Prior to Tovar snatching the title, Salinas was the reigning top-ranked youth woman at 106 pounds. Dove also held a national title – 101 pounds at the Junior Division.

“There were three of us who were all nationally-ranked and had to fight each other,” said Tovar. “They both had different styles, but after the first round you get a feel for how they fight. Depending on if they’re a boxer or a brawler, then you know what to do.”

By the time Tovar had defeated her first opponent, Estrellita Iturralde of Los Lunas, New Mexico, and also emerged victorious over Salinas, she was more than prepared for Dove, she said.

“I already knew it was going to be a tough fight, and I knew I was going to have to work for it,” said Tovar. “I’ve been working a lot and didn’t have any breaks during the year, so I put it in my head that I wasn’t going to let her take that away from me after all of the things I had sacrificed for it.”

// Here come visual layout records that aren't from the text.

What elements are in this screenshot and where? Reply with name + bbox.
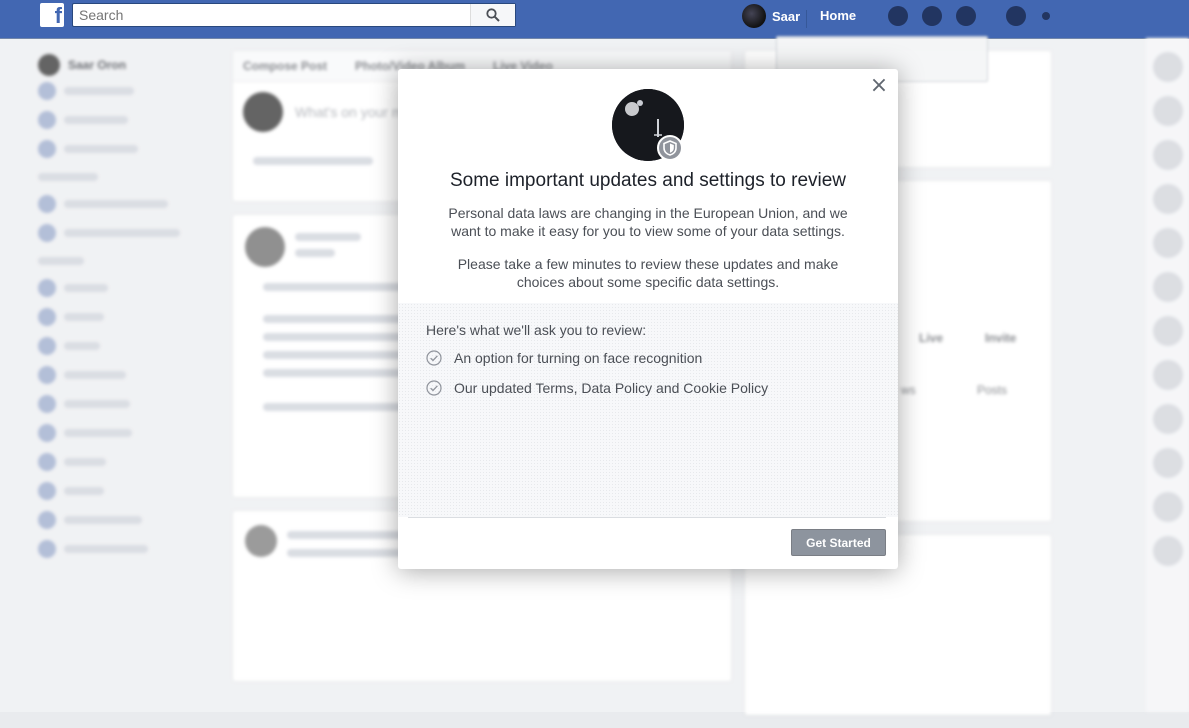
review-list-panel: Here's what we'll ask you to review: An … bbox=[398, 303, 898, 517]
messages-icon[interactable] bbox=[922, 6, 942, 26]
search-button[interactable] bbox=[470, 4, 515, 26]
home-link[interactable]: Home bbox=[820, 8, 856, 23]
privacy-review-dialog: × Some important updates and settings to… bbox=[398, 69, 898, 569]
facebook-logo[interactable]: f bbox=[40, 3, 64, 27]
dialog-instructions: Please take a few minutes to review thes… bbox=[457, 256, 839, 290]
dialog-description: Personal data laws are changing in the E… bbox=[448, 205, 848, 239]
search-icon bbox=[486, 8, 500, 22]
top-navigation-bar: f Saar Home bbox=[0, 0, 1189, 39]
shield-icon bbox=[657, 135, 683, 161]
review-item-label: An option for turning on face recognitio… bbox=[454, 350, 703, 366]
quick-help-icon[interactable] bbox=[1006, 6, 1026, 26]
review-item: Our updated Terms, Data Policy and Cooki… bbox=[426, 380, 768, 396]
footer-divider bbox=[408, 517, 886, 518]
notifications-icon[interactable] bbox=[956, 6, 976, 26]
friend-requests-icon[interactable] bbox=[888, 6, 908, 26]
review-heading: Here's what we'll ask you to review: bbox=[426, 322, 647, 338]
dialog-title: Some important updates and settings to r… bbox=[449, 170, 847, 191]
close-button[interactable]: × bbox=[869, 75, 889, 97]
review-item-label: Our updated Terms, Data Policy and Cooki… bbox=[454, 380, 769, 396]
search-box bbox=[72, 3, 516, 27]
get-started-button[interactable]: Get Started bbox=[791, 529, 886, 556]
check-circle-icon bbox=[426, 380, 442, 396]
profile-name: Saar bbox=[772, 8, 801, 24]
profile-link[interactable]: Saar bbox=[742, 4, 800, 28]
account-menu-icon[interactable] bbox=[1042, 12, 1050, 20]
search-input[interactable] bbox=[73, 4, 475, 26]
nav-divider bbox=[806, 10, 807, 28]
avatar bbox=[742, 4, 766, 28]
check-circle-icon bbox=[426, 350, 442, 366]
review-item: An option for turning on face recognitio… bbox=[426, 350, 702, 366]
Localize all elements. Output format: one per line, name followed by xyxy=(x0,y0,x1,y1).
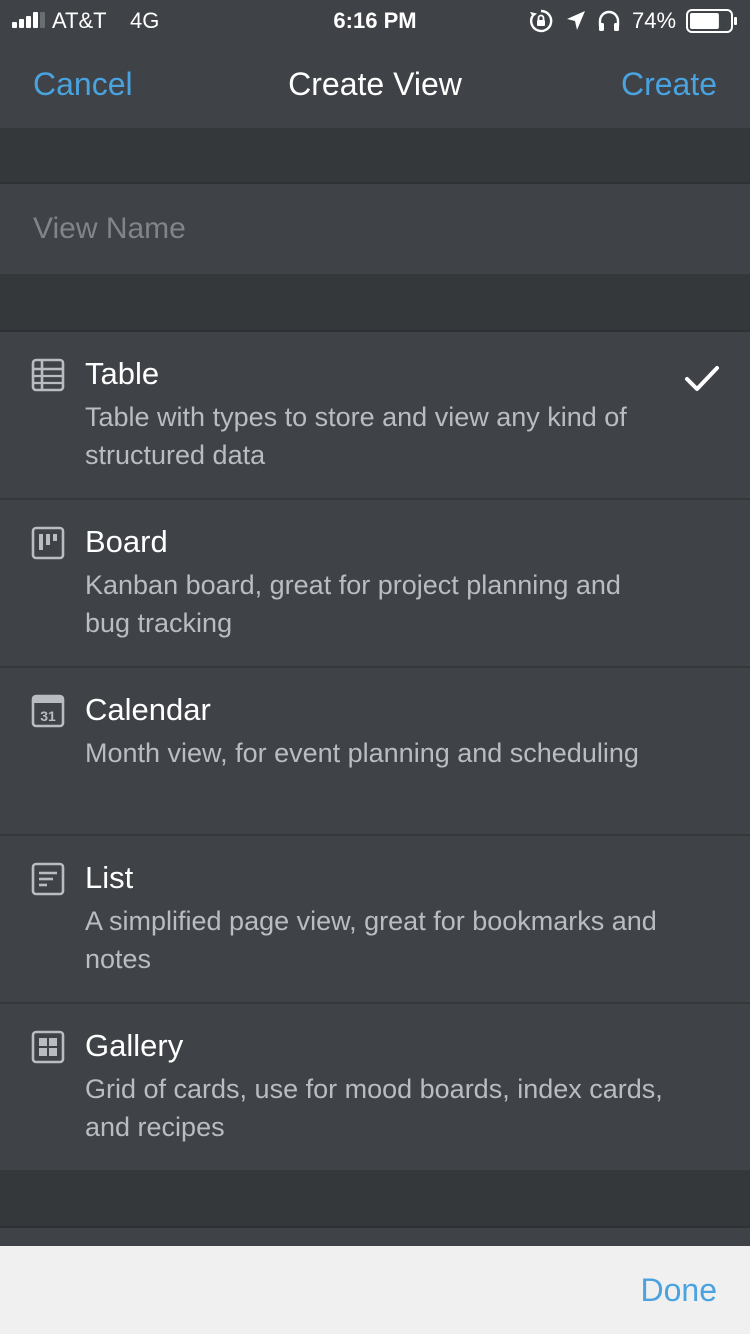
view-option-description: Kanban board, great for project planning… xyxy=(85,570,621,638)
list-icon xyxy=(31,862,65,896)
gallery-icon xyxy=(31,1030,65,1064)
status-bar: AT&T 4G 6:16 PM 74% xyxy=(0,0,750,40)
done-button[interactable]: Done xyxy=(641,1272,718,1309)
battery-icon xyxy=(686,9,737,33)
view-option-list[interactable]: List A simplified page view, great for b… xyxy=(0,836,750,1004)
view-option-label: Calendar xyxy=(85,692,211,727)
view-name-input[interactable] xyxy=(33,206,713,252)
view-option-description: A simplified page view, great for bookma… xyxy=(85,906,657,974)
view-name-row xyxy=(0,184,750,276)
create-button[interactable]: Create xyxy=(621,66,717,103)
view-option-description: Table with types to store and view any k… xyxy=(85,402,627,470)
view-type-list: Table Table with types to store and view… xyxy=(0,332,750,1172)
section-spacer xyxy=(0,1172,750,1228)
section-spacer xyxy=(0,276,750,332)
rotation-lock-icon xyxy=(529,9,553,33)
view-option-gallery[interactable]: Gallery Grid of cards, use for mood boar… xyxy=(0,1004,750,1172)
view-option-calendar[interactable]: 31 Calendar Month view, for event planni… xyxy=(0,668,750,836)
create-view-screen: AT&T 4G 6:16 PM 74% Cancel Create View C… xyxy=(0,0,750,1334)
battery-percent: 74% xyxy=(632,8,677,33)
view-option-board[interactable]: Board Kanban board, great for project pl… xyxy=(0,500,750,668)
calendar-icon-day: 31 xyxy=(40,708,56,724)
view-option-description: Grid of cards, use for mood boards, inde… xyxy=(85,1074,663,1142)
view-option-label: List xyxy=(85,860,134,895)
bottom-toolbar: Done xyxy=(0,1246,750,1334)
view-option-label: Table xyxy=(85,356,160,391)
section-spacer xyxy=(0,130,750,184)
calendar-icon: 31 xyxy=(31,694,65,728)
view-option-table[interactable]: Table Table with types to store and view… xyxy=(0,332,750,500)
headphones-icon xyxy=(598,10,620,31)
view-option-label: Board xyxy=(85,524,168,559)
location-icon xyxy=(567,11,585,30)
table-icon xyxy=(31,358,65,392)
view-option-label: Gallery xyxy=(85,1028,184,1063)
view-option-description: Month view, for event planning and sched… xyxy=(85,738,639,768)
nav-bar: Cancel Create View Create xyxy=(0,40,750,130)
board-icon xyxy=(31,526,65,560)
checkmark-icon xyxy=(685,366,719,391)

Tovar’s headstrong attitude payed off, as the boxer defeated Dove for the 106-pound national title in the Youth Division.

The next time Tovar steps in the ring during a national tournament will be during the 2018 Junior Olympics in June, continuing her journey to Tokyo in 2020. For now, she’ll take a break from her life as a national-ranked boxer, watching Netflix, hanging out with her friends and catching up on some homework – just normal, high school stuff.